Le jeune homme rougit jusqu'à la pointe des oreilles et reste immobile. Les sourcils du Griffon se froncent :
- Albafica. Ne me fait pas répéter, tu n'as pas envie de me mettre en colère dès à présent.
Le Guerrier d'Athéna s'exécute sans le regarder. Il savait bien que Minos du Griffon finirait par lui demander ce genre de trucs. Il n'aura qu'à serrer les dents et attendre que ça passe. Mieux vaut ça et la chaleur du palais que de retourner dans la prison.
Albafica prend conscience qu'il a perdu de toute façon. A présent qu'il a goûté à un semblant de liberté hors du Cocyte, il est mort de trouille à l'idée de retourner dans ce désert de glace et Minos en a parfaitement conscience.

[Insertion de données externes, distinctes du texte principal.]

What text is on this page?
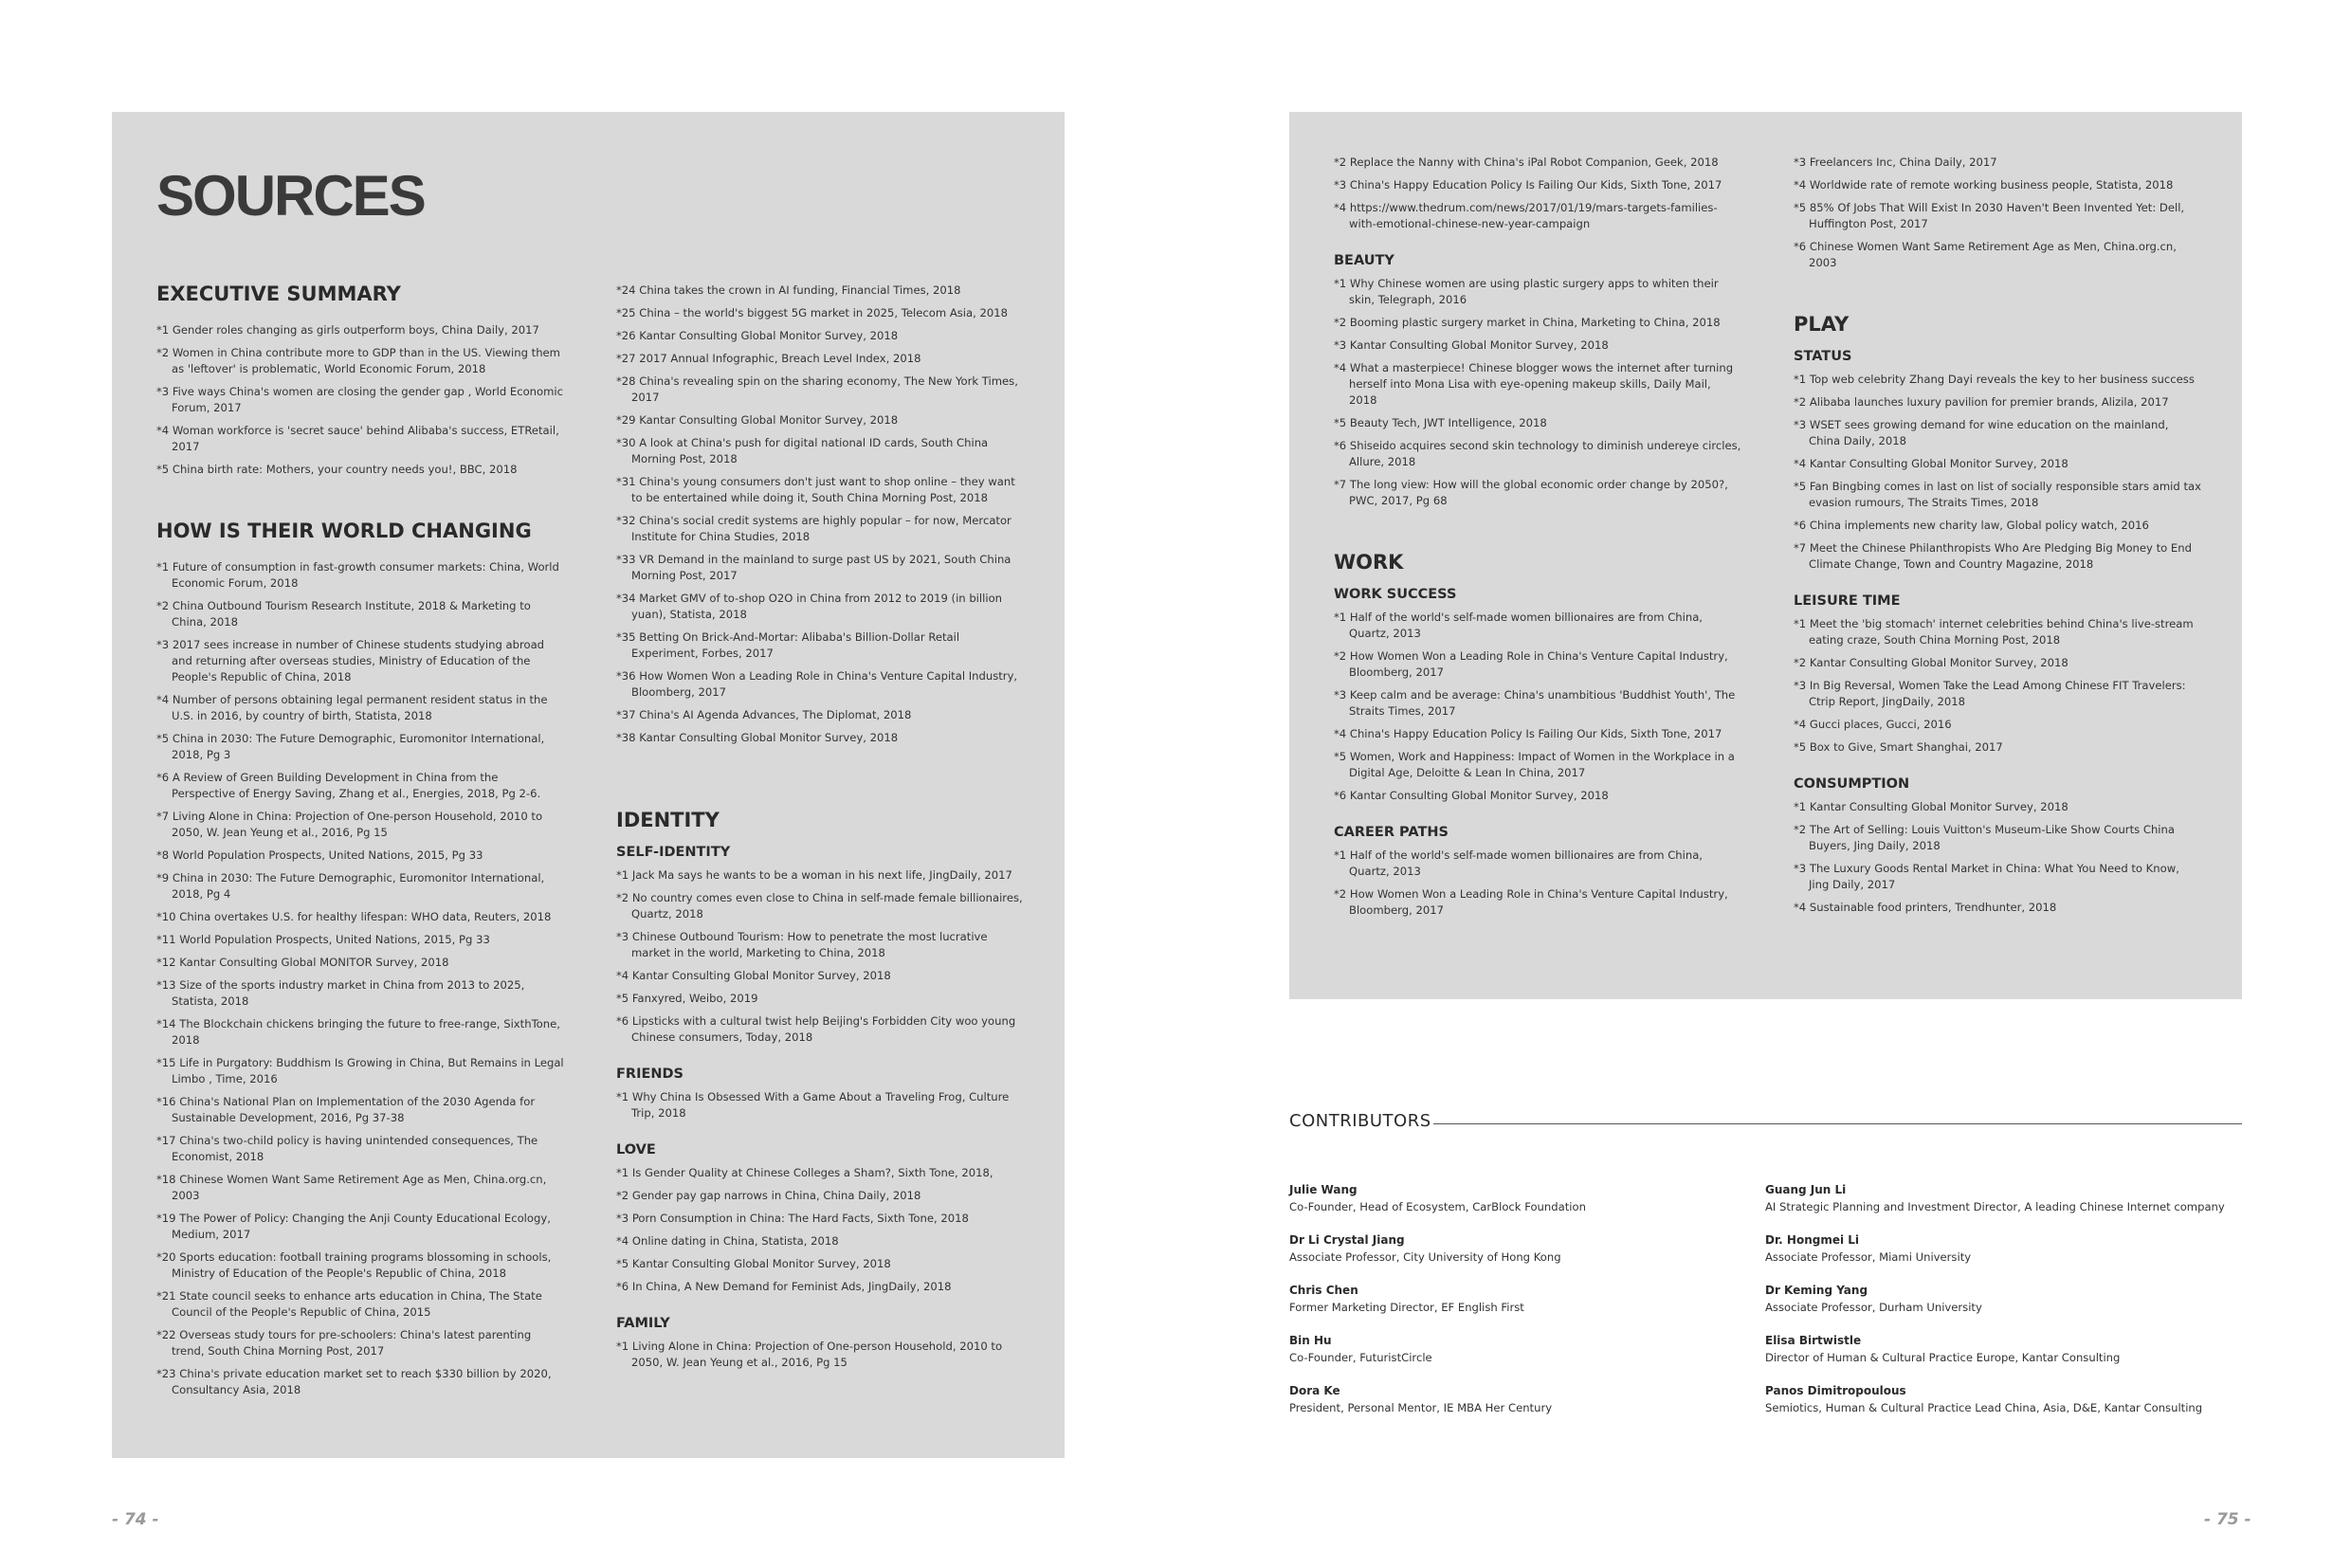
SOURCES
EXECUTIVE SUMMARY
*1 Gender roles changing as girls outperform boys, China Daily, 2017
*2 Women in China contribute more to GDP than in the US. Viewing them as 'leftover' is problematic, World Economic Forum, 2018
*3 Five ways China's women are closing the gender gap , World Economic Forum, 2017
*4 Woman workforce is 'secret sauce' behind Alibaba's success, ETRetail, 2017
*5 China birth rate: Mothers, your country needs you!, BBC, 2018
HOW IS THEIR WORLD CHANGING
*1 Future of consumption in fast-growth consumer markets: China, World Economic Forum, 2018
*2 China Outbound Tourism Research Institute, 2018 & Marketing to China, 2018
*3 2017 sees increase in number of Chinese students studying abroad and returning after overseas studies, Ministry of Education of the People's Republic of China, 2018
*4 Number of persons obtaining legal permanent resident status in the U.S. in 2016, by country of birth, Statista, 2018
*5 China in 2030: The Future Demographic, Euromonitor International, 2018, Pg 3
*6 A Review of Green Building Development in China from the Perspective of Energy Saving, Zhang et al., Energies, 2018, Pg 2-6.
*7 Living Alone in China: Projection of One-person Household, 2010 to 2050, W. Jean Yeung et al., 2016, Pg 15
*8 World Population Prospects, United Nations, 2015, Pg 33
*9 China in 2030: The Future Demographic, Euromonitor International, 2018, Pg 4
*10 China overtakes U.S. for healthy lifespan: WHO data, Reuters, 2018
*11 World Population Prospects, United Nations, 2015, Pg 33
*12 Kantar Consulting Global MONITOR Survey, 2018
*13 Size of the sports industry market in China from 2013 to 2025, Statista, 2018
*14 The Blockchain chickens bringing the future to free-range, SixthTone, 2018
*15 Life in Purgatory: Buddhism Is Growing in China, But Remains in Legal Limbo , Time, 2016
*16 China's National Plan on Implementation of the 2030 Agenda for Sustainable Development, 2016, Pg 37-38
*17 China's two-child policy is having unintended consequences, The Economist, 2018
*18 Chinese Women Want Same Retirement Age as Men, China.org.cn, 2003
*19 The Power of Policy: Changing the Anji County Educational Ecology, Medium, 2017
*20 Sports education: football training programs blossoming in schools, Ministry of Education of the People's Republic of China, 2018
*21 State council seeks to enhance arts education in China, The State Council of the People's Republic of China, 2015
*22 Overseas study tours for pre-schoolers: China's latest parenting trend, South China Morning Post, 2017
*23 China's private education market set to reach $330 billion by 2020, Consultancy Asia, 2018
*24 China takes the crown in AI funding, Financial Times, 2018
*25 China – the world's biggest 5G market in 2025, Telecom Asia, 2018
*26 Kantar Consulting Global Monitor Survey, 2018
*27 2017 Annual Infographic, Breach Level Index, 2018
*28 China's revealing spin on the sharing economy, The New York Times, 2017
*29 Kantar Consulting Global Monitor Survey, 2018
*30 A look at China's push for digital national ID cards, South China Morning Post, 2018
*31 China's young consumers don't just want to shop online – they want to be entertained while doing it, South China Morning Post, 2018
*32 China's social credit systems are highly popular – for now, Mercator Institute for China Studies, 2018
*33 VR Demand in the mainland to surge past US by 2021, South China Morning Post, 2017
*34 Market GMV of to-shop O2O in China from 2012 to 2019 (in billion yuan), Statista, 2018
*35 Betting On Brick-And-Mortar: Alibaba's Billion-Dollar Retail Experiment, Forbes, 2017
*36 How Women Won a Leading Role in China's Venture Capital Industry, Bloomberg, 2017
*37 China's AI Agenda Advances, The Diplomat, 2018
*38 Kantar Consulting Global Monitor Survey, 2018
IDENTITY
SELF-IDENTITY
*1 Jack Ma says he wants to be a woman in his next life, JingDaily, 2017
*2 No country comes even close to China in self-made female billionaires, Quartz, 2018
*3 Chinese Outbound Tourism: How to penetrate the most lucrative market in the world, Marketing to China, 2018
*4 Kantar Consulting Global Monitor Survey, 2018
*5 Fanxyred, Weibo, 2019
*6 Lipsticks with a cultural twist help Beijing's Forbidden City woo young Chinese consumers, Today, 2018
FRIENDS
*1 Why China Is Obsessed With a Game About a Traveling Frog, Culture Trip, 2018
LOVE
*1 Is Gender Quality at Chinese Colleges a Sham?, Sixth Tone, 2018,
*2 Gender pay gap narrows in China, China Daily, 2018
*3 Porn Consumption in China: The Hard Facts, Sixth Tone, 2018
*4 Online dating in China, Statista, 2018
*5 Kantar Consulting Global Monitor Survey, 2018
*6 In China, A New Demand for Feminist Ads, JingDaily, 2018
FAMILY
*1 Living Alone in China: Projection of One-person Household, 2010 to 2050, W. Jean Yeung et al., 2016, Pg 15
*2 Replace the Nanny with China's iPal Robot Companion, Geek, 2018
*3 China's Happy Education Policy Is Failing Our Kids, Sixth Tone, 2017
*4 https://www.thedrum.com/news/2017/01/19/mars-targets-families-with-emotional-chinese-new-year-campaign
BEAUTY
*1 Why Chinese women are using plastic surgery apps to whiten their skin, Telegraph, 2016
*2 Booming plastic surgery market in China, Marketing to China, 2018
*3 Kantar Consulting Global Monitor Survey, 2018
*4 What a masterpiece! Chinese blogger wows the internet after turning herself into Mona Lisa with eye-opening makeup skills, Daily Mail, 2018
*5 Beauty Tech, JWT Intelligence, 2018
*6 Shiseido acquires second skin technology to diminish undereye circles, Allure, 2018
*7 The long view: How will the global economic order change by 2050?, PWC, 2017, Pg 68
WORK
WORK SUCCESS
*1 Half of the world's self-made women billionaires are from China, Quartz, 2013
*2 How Women Won a Leading Role in China's Venture Capital Industry, Bloomberg, 2017
*3 Keep calm and be average: China's unambitious 'Buddhist Youth', The Straits Times, 2017
*4 China's Happy Education Policy Is Failing Our Kids, Sixth Tone, 2017
*5 Women, Work and Happiness: Impact of Women in the Workplace in a Digital Age, Deloitte & Lean In China, 2017
*6 Kantar Consulting Global Monitor Survey, 2018
CAREER PATHS
*1 Half of the world's self-made women billionaires are from China, Quartz, 2013
*2 How Women Won a Leading Role in China's Venture Capital Industry, Bloomberg, 2017
*3 Freelancers Inc, China Daily, 2017
*4 Worldwide rate of remote working business people, Statista, 2018
*5 85% Of Jobs That Will Exist In 2030 Haven't Been Invented Yet: Dell, Huffington Post, 2017
*6 Chinese Women Want Same Retirement Age as Men, China.org.cn, 2003
PLAY
STATUS
*1 Top web celebrity Zhang Dayi reveals the key to her business success
*2 Alibaba launches luxury pavilion for premier brands, Alizila, 2017
*3 WSET sees growing demand for wine education on the mainland, China Daily, 2018
*4 Kantar Consulting Global Monitor Survey, 2018
*5 Fan Bingbing comes in last on list of socially responsible stars amid tax evasion rumours, The Straits Times, 2018
*6 China implements new charity law, Global policy watch, 2016
*7 Meet the Chinese Philanthropists Who Are Pledging Big Money to End Climate Change, Town and Country Magazine, 2018
LEISURE TIME
*1 Meet the 'big stomach' internet celebrities behind China's live-stream eating craze, South China Morning Post, 2018
*2 Kantar Consulting Global Monitor Survey, 2018
*3 In Big Reversal, Women Take the Lead Among Chinese FIT Travelers: Ctrip Report, JingDaily, 2018
*4 Gucci places, Gucci, 2016
*5 Box to Give, Smart Shanghai, 2017
CONSUMPTION
*1 Kantar Consulting Global Monitor Survey, 2018
*2 The Art of Selling: Louis Vuitton's Museum-Like Show Courts China Buyers, Jing Daily, 2018
*3 The Luxury Goods Rental Market in China: What You Need to Know, Jing Daily, 2017
*4 Sustainable food printers, Trendhunter, 2018
CONTRIBUTORS
Julie Wang
Co-Founder, Head of Ecosystem, CarBlock Foundation
Dr Li Crystal Jiang
Associate Professor, City University of Hong Kong
Chris Chen
Former Marketing Director, EF English First
Bin Hu
Co-Founder, FuturistCircle
Dora Ke
President, Personal Mentor, IE MBA Her Century
Guang Jun Li
AI Strategic Planning and Investment Director, A leading Chinese Internet company
Dr. Hongmei Li
Associate Professor, Miami University
Dr Keming Yang
Associate Professor, Durham University
Elisa Birtwistle
Director of Human & Cultural Practice Europe, Kantar Consulting
Panos Dimitropoulous
Semiotics, Human & Cultural Practice Lead China, Asia, D&E, Kantar Consulting
- 74 -	- 75 -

Confus, il ne sait comment réagir lorsque le Juge le rejoint dans le lit et prend les choses en main.
S'il ne veut pas retourner là-bas, il va bien être obligé de jouer les esclaves… Quel que soit ce rôle un peu humiliant au moins il ne meurt plus de froid…
Ses doigts se crispent sur les draps lorsque Minos insinue les siens entre ses fesses, lui arrachant un petit couinement.
Les cheveux blancs caressent son dos délicatement offrant un contraste avec les doigts qui remuent beaucoup trop vite à son goût dans son antre, lui faisant plus mal qu'autre chose.
Docilement, il laisse Minos l'embrasser, le caresser, le mordiller et le prendre sans lui demander son avis.
Ça fait mal… mais…
Il ferme les yeux en écoutant la respiration de Minos contre son oreille.
Mais… je pense pouvoir m'habituer… et au moins, je ne suis pas tout seul…
Minos sourit dans le cou de sa proie. Il sent Albafica frémir lorsque sa main vient s'occuper de sa virilité.
Albafica… Je t'apprendrai à crier de plaisir et à aimer les douleurs que je t'infligerai. Je ferai de toi un amant des plus exemplaires que tout le monde me jalousera… J'ai des siècles pour ça, je ne doute pas que tu seras un très bon élève.